In August of 1996 I moved down to a small college town on the Central Coast of California in what was sure to be The Next Great Chapter in the tale of my epic life. Clearly I was full of that specific kind of arrogance that one only has right as their college years begin and I had waited so long on this precipice of independence that when I was finally able, I took a running swan dive off a cliff into the sparkling abyss below.
Unfortunately college, for me, was very shallow water the first time around.
While I loved the town I was in, at 17 I was just not ready to be on my own and responsible in the ways that were demanded. Looking back the demands were so few, but at the time they felt like the weight of the world, and after only a couple of years I knew it was time to go back home. I needed to regroup. I needed a new goal. I certainly needed a new boyfriend and frankly, I needed a new life. Be careful what you wish for.

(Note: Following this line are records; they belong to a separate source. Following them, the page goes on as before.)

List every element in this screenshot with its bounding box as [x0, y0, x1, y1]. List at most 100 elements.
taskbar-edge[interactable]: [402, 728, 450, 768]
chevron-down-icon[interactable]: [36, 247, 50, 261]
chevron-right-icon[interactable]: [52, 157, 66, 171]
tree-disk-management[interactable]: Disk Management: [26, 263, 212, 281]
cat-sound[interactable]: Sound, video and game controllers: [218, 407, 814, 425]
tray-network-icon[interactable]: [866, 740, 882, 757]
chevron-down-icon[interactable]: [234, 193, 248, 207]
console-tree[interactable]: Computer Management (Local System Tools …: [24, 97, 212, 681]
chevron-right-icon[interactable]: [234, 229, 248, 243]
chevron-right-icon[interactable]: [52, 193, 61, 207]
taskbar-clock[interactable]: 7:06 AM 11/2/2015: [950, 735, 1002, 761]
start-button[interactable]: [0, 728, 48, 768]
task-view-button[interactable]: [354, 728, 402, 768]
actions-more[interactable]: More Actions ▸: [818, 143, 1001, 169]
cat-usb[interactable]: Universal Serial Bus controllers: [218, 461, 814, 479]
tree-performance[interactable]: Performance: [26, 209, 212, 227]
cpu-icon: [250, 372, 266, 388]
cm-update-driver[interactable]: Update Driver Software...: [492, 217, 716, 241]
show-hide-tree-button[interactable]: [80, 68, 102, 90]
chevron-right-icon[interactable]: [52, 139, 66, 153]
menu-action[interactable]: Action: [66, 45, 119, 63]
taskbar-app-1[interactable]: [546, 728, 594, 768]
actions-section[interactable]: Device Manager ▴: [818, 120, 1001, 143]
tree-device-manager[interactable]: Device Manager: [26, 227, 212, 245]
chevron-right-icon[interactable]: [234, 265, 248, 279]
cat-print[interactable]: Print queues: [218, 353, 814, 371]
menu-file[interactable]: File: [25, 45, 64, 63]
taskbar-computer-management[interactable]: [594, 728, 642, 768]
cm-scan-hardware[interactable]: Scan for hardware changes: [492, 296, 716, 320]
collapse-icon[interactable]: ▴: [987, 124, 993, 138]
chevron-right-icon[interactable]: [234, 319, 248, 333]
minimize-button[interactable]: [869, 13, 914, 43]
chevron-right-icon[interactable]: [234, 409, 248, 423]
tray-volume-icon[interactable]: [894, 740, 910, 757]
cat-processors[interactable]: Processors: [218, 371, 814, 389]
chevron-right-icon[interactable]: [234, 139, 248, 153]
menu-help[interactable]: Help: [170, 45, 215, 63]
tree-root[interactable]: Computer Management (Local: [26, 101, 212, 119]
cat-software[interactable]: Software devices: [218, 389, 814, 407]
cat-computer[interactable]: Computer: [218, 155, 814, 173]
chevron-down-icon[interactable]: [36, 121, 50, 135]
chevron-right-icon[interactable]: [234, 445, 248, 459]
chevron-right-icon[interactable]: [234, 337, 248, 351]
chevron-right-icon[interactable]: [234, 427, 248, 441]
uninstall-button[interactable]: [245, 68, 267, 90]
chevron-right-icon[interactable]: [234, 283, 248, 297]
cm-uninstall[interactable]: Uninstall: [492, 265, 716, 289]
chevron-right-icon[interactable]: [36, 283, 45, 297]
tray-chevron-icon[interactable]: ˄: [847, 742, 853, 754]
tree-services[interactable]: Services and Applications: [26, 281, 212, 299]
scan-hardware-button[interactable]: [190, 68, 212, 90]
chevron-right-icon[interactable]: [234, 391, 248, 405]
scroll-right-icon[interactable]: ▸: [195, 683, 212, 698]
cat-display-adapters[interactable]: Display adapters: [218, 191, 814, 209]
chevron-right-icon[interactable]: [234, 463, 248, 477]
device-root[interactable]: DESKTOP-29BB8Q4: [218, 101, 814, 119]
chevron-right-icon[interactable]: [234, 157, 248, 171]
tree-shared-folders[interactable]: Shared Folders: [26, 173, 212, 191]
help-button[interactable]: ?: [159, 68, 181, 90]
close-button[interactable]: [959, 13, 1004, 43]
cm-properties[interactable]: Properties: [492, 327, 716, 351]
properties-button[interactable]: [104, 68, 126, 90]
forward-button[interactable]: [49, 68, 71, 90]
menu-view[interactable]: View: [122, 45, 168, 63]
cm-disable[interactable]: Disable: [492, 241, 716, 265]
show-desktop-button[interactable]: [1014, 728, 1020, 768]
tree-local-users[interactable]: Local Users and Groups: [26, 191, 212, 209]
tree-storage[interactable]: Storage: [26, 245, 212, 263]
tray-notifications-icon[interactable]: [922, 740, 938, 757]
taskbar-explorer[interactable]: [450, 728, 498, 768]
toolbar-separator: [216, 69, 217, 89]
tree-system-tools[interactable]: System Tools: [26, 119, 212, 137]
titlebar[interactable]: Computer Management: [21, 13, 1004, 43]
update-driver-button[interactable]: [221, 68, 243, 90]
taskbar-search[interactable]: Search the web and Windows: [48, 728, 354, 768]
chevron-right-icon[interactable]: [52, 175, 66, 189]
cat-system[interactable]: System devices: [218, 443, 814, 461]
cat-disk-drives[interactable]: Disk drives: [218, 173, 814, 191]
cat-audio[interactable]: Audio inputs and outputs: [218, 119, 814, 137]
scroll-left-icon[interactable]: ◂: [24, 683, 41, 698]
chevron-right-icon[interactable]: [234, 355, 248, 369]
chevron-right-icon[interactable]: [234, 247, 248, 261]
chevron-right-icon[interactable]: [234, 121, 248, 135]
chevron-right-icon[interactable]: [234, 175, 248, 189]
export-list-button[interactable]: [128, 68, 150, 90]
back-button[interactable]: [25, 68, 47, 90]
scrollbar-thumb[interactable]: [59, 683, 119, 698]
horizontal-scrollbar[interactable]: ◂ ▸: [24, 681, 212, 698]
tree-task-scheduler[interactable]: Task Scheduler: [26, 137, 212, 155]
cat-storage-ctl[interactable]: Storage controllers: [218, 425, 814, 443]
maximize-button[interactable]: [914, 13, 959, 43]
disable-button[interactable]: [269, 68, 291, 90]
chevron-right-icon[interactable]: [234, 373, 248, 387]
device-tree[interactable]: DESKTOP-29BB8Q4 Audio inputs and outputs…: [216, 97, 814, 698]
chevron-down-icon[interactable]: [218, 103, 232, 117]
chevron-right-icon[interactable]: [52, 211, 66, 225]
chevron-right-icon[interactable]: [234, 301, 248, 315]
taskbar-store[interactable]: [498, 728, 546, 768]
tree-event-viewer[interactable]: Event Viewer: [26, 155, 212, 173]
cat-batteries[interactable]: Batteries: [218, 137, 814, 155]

In hindsight, this was also the first time in my semi-adult life that I absolutely led with my gut. Somewhere in my mind I just KNEW that packing up and leaving was the right decision, and as I’ve gotten older I have remembered this particular moment when I’ve needed to trust myself. But at the time, when you added up the facts it was a disastrous choice — Cal Poly was an amazing education and I was just throwing in the towel. San Luis Obispo was a safe and small town (uh…for the most part) with so many amenities that I was trading in. But at the time I didn’t care what the facts said, my heart said “Go back home. Now.” And as August of 1998 unfolded, I realized why.
A year later, in August of course, I found myself heading south again. I would spend a few years in Los Angeles losing myself and finding myself (over and over and over — it kept me quite busy actually) and after a while I knew it was time to head back home again. Home looked a little different this time — it was a new city, Sacramento — and my mom was living there alone without my dad. But I was ready to finish college, it was a slower pace of life than LA and I needed the change. This time I wasn’t so bold to think I needed a new life — I was still scarred from the result of that wish the last time — but I was open. Open to whatever and whoever was coming next.
I enrolled at Sac State and rented a bedroom in a (what would end up being a CRAZY) 5 bedroom house that would ultimately be occupied by 4 other female students. I didn’t know a soul in town and I wasn’t quite ready to live alone. This seemed like a somewhat less scary option and I packed up my car and started my new life on August 13 of 2002. It was over 100 degrees that day, and if you have ever packed and unpacked your life on a day that hot, I tip my hat to you. It was a rude awakening and I will not lie, there were many times that day I thought that The Universe must be telling me that I had made the absolute wrong decision. I was coming from an apartment 11 blocks from the beach. From a job where I was successful. From a town where I had made friends close enough to call family. And now I was here. In the fiery furnace of hell, living out of boxes and not knowing a soul.
Shortly after I unpacked — sweaty, alone in the house, and super disheveled — Sarah walked in. I’m sure she thought I was a hot mess. She and her brother were carrying her mattress up the stairs and somehow or another it got away from them, went sliding down the stairs, and crashed through the glass partition in our front door. It was just the perfect icing on such a craptactular moving day that the only thing anyone could do was laugh hysterically.
After that day, Sarah and I spent the next 6 years as roommates. We both finished college, had many fun days and long crazy nights, and after graduating we even both moved on to our Real World Jobs with the same company (that 8 years later we both still work for!) I used to always joke that no one lives with a person that long unless they are married, and most people seem to agree, but something about our friendship has just defied the odds, you know?
A few years ago, Sarah moved back home. What is coincidental is that Sarah’s “home” is the Central Coast, so she has an intimate knowledge of this gem of our state that I had to leave all of those years ago to come back to my home. We didn’t know each other then, of course, but the geographic overlap of our coming of age created a common bond. Garrett + I love to visit her whenever we have the chance, not only because it is a beautiful place and always sort of nostalgic, but because there are only handful of people in life for which you can go months and months without communicating, but then pick right back up where we left off — and Sarah is one of those people for both of us. Years of shared history does that in the best way.
All of this is on my mind because this weekend we are heading down to San Luis Obispo to celebrate Sarah and her awesome fiance’s wedding. On Saturday night they will be married, and I was thinking about it all last night the only way to describe how I am feeling about the whole situation is joyous. I am not a super mushy wedding person, but something about the way this wedding has weaved together so many threads of my life just feels a little special. I can’t wait to be in this town, with my love, watching these two have this particular moment. It feels like a little wink from The Universe. But more importantly, it feels like another wonderful reminder that everything is unfolding just as it should.